Il ressort de l’ensemble de ces éléments du dossier que les mesures classiques de traitement de la situation de surendettement de Monsieur [O] [U] sont insuffisantes, et qu’il se trouve placé dans une situation irrémédiablement compromise, justifiant la mise en place d’un rétablissement personnel.

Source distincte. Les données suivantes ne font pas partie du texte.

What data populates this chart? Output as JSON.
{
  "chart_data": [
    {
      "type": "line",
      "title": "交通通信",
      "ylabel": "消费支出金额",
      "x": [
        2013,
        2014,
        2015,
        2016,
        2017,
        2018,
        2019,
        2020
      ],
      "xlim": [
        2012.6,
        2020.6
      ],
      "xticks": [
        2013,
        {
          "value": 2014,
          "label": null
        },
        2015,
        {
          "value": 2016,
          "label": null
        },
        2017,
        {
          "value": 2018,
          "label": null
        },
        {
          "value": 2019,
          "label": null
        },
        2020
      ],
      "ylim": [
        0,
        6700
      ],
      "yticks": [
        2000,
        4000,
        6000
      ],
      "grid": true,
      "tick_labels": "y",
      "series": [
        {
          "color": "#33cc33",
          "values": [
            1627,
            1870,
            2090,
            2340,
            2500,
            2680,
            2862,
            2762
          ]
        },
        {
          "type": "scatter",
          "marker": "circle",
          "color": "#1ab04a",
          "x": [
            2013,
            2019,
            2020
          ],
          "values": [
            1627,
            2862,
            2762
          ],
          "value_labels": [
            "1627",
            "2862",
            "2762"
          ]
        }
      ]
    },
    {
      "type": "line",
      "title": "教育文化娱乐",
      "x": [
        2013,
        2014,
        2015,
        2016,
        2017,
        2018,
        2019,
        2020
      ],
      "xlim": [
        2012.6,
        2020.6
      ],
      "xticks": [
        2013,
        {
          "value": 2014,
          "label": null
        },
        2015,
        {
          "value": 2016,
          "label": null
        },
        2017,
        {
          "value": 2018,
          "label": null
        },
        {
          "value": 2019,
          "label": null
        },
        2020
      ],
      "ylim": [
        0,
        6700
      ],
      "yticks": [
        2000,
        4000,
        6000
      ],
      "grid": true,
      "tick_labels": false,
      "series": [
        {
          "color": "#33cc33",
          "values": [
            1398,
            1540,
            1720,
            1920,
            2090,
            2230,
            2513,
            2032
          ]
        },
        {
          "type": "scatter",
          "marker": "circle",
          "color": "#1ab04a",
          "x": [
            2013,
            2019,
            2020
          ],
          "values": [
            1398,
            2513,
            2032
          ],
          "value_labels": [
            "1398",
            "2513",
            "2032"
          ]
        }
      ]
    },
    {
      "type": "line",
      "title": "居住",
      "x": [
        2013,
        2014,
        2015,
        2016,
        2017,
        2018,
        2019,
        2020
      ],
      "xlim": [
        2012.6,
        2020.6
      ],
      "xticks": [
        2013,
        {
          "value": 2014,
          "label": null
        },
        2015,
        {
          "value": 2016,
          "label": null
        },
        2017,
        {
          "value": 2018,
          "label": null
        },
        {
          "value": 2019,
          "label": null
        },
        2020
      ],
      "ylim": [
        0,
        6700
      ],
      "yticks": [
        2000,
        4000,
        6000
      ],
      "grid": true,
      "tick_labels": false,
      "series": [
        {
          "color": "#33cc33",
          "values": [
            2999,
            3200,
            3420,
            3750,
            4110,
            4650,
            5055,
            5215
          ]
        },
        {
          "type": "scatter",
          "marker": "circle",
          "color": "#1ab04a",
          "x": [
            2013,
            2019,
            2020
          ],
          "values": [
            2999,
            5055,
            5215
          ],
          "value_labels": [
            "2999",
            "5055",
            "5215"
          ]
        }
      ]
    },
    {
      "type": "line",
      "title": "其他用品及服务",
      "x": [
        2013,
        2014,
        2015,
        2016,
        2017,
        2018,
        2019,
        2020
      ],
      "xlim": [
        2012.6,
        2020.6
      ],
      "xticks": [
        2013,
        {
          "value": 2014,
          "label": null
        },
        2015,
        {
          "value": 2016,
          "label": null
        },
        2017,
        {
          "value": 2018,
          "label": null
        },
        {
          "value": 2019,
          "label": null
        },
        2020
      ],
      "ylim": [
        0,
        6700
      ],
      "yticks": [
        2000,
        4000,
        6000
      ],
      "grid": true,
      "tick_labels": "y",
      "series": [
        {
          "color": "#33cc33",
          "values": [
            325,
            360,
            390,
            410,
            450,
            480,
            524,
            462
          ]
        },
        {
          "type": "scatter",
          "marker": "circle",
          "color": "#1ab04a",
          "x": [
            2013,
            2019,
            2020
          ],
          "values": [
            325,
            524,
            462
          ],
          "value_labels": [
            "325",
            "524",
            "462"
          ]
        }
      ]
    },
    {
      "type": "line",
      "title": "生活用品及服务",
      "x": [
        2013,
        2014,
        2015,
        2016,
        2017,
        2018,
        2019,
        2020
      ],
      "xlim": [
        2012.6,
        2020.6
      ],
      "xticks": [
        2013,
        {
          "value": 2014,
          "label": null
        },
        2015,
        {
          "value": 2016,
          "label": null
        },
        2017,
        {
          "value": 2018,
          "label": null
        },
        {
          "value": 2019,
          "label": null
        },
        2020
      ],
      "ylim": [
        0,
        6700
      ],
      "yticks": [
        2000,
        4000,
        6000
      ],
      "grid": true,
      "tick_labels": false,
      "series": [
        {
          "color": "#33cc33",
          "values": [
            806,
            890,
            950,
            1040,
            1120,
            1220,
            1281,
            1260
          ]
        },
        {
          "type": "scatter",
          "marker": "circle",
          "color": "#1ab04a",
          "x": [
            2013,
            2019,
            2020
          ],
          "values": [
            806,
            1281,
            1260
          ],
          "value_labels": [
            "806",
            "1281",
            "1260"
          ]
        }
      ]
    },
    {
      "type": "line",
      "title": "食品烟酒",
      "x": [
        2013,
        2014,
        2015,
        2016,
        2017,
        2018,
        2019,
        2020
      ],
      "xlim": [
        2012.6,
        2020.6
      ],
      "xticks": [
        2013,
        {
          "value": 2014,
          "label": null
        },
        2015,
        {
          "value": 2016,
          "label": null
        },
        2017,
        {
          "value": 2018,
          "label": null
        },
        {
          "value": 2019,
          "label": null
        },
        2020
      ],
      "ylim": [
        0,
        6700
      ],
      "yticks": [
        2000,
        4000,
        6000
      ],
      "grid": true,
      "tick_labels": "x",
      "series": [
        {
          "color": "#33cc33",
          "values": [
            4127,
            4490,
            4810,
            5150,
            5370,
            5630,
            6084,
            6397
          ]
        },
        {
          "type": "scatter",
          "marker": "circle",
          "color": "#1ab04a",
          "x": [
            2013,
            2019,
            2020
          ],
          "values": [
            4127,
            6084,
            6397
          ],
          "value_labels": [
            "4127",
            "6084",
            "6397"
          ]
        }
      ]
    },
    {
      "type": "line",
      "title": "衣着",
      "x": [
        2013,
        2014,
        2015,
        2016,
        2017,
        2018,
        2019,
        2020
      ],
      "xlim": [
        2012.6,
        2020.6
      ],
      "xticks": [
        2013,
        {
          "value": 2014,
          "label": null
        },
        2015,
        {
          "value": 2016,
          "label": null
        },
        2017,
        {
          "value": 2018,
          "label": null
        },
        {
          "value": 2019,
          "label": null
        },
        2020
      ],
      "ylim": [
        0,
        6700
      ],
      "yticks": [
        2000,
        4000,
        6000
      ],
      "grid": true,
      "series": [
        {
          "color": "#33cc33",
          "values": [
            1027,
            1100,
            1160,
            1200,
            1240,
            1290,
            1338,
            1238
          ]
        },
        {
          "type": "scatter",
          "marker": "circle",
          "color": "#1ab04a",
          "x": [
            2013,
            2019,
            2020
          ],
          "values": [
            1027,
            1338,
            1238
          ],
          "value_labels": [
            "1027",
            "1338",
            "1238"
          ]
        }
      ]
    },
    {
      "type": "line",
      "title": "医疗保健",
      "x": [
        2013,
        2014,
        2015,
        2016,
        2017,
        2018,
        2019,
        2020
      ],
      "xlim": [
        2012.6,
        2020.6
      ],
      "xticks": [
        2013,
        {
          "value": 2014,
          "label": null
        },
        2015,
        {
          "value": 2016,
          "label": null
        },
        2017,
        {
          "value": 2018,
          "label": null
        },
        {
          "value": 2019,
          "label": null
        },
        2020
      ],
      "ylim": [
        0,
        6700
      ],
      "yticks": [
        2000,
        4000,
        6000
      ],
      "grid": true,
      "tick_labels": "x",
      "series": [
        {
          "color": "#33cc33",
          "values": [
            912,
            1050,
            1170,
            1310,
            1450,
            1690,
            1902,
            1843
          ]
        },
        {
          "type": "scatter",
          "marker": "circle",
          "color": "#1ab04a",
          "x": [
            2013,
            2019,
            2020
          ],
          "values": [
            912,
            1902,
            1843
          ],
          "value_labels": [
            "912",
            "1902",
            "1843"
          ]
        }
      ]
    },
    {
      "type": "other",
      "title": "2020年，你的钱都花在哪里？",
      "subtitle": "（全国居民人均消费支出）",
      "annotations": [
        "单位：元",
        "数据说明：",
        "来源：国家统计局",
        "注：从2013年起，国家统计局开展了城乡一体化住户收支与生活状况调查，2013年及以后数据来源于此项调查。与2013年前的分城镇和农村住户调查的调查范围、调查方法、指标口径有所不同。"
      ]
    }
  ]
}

Conformément aux articles L741-2 et L741-6 du code de la consommation, le rétablissement personnel entraîne l’effacement des dettes du débiteur, à la date de la présente décision, à l’exception de la dette avancée par Madame [S] [Z] en qualité de caution.
* * *
PAR CES MOTIFS,
Le Juge des contentieux de la protection,
Statuant publiquement en matière de surendettement, par jugement réputé contradictoire et en premier ressort, par mise à disposition au greffe ;
DÉCLARE recevable le recours exercé par Madame [G] [M] sur la décision de la commission de surendettement des particuliers de l’Ain prononçant un rétablissement personnel au profit de Monsieur [O] [U] ;
DECLARE Monsieur [O] [U] recevable au bénéfice du surendettement ;
CONSTATE l’impossibilité de définir une mensualité de remboursement ;
CONSTATE que la situation personnelle de Monsieur [O] [U] est irrémédiablement compromise ;
PRONONCE le rétablissement personnel sans liquidation judiciaire de Monsieur [O] [U];
RAPPELLE que conformément aux articles L. 733-13, L741-7 et L741-2, L. 711-4 et L. 711-5 du code de la consommation, le rétablissement personnel sans liquidation judiciaire entraîne de plein droit l’effacement de toutes les dettes professionnelles et non professionnelles antérieures à la présente décision, à l’exception :
— de celles dont le prix a été payé au lieu et place de Monsieur [O] [U] par la caution ou le coobligé lorsque ces derniers sont des personnes physiques ;
— des dettes alimentaires ;
— des réparations pécuniaires allouées aux victimes dans le cadre d’une condamnation pénale (sauf accord du créancier) ;
— des amendes prononcées dans le cadre d’une condamnation pénale ;
— des dettes ayant pour origine des manœuvres frauduleuses commises au préjudice des organismes de protection sociale énumérés à l’article L. 114-12 du code de la sécurité sociale ;
— des dettes issues de prêts sur gage souscrits auprès des caisses de [6] en application de l’article L. 514-1 du code monétaire et financier ;
ORDONNE en tant que de besoin la mainlevée des saisies rémunérations et de toutes procédures d’exécution forcée actuellement en cours concernant les créances effacées par l’effet du rétablissement personnel sans liquidation judiciaire ;
DIT que la décision sera notifiée par lettre recommandée avec avis de réception à Monsieur [O] [U] et leurs créanciers, et par lettre simple à la commission de surendettement des particuliers de l’Ain ;
DIT que, conformément aux dispositions de l’article R. 741-13 du code de la consommation, un avis de la présente décision sera adressé par le greffe, pour publication, au Bulletin officiel des annonces civiles et commerciales ;
RAPPELLE que les créanciers qui n’auraient pas été avisés de la présente procédure disposent d’un délai de deux mois à compter de la publication au Bulletin officiel des annonces civiles et commerciales pour former tierce opposition à l’encontre de la présente ordonnance, faute de quoi les créances dont ils sont titulaires seront éteintes ;
RAPPELLE qu’en application de l’article L. 752-3 du code de la consommation ces mesures sont communiquées au fichier national recensant les informations sur les incidents de paiement caractérisés, géré par la [5] et qu’une inscription sera maintenue durant cinq ans ;
RAPPELLE que le présent jugement est de plein droit immédiatement exécutoire en application de l’article R.713-10 du code de la consommation ;
LAISSE les dépens, en ce compris les frais de publication de la présente décision, à la charge de l’Etat.
Ainsi fait, jugé et mis à disposition au greffe de la juridiction les jours, mois et an susdits.
En foi de quoi le présent jugement a été signé par le Juge des contentieux de la protection et le greffier.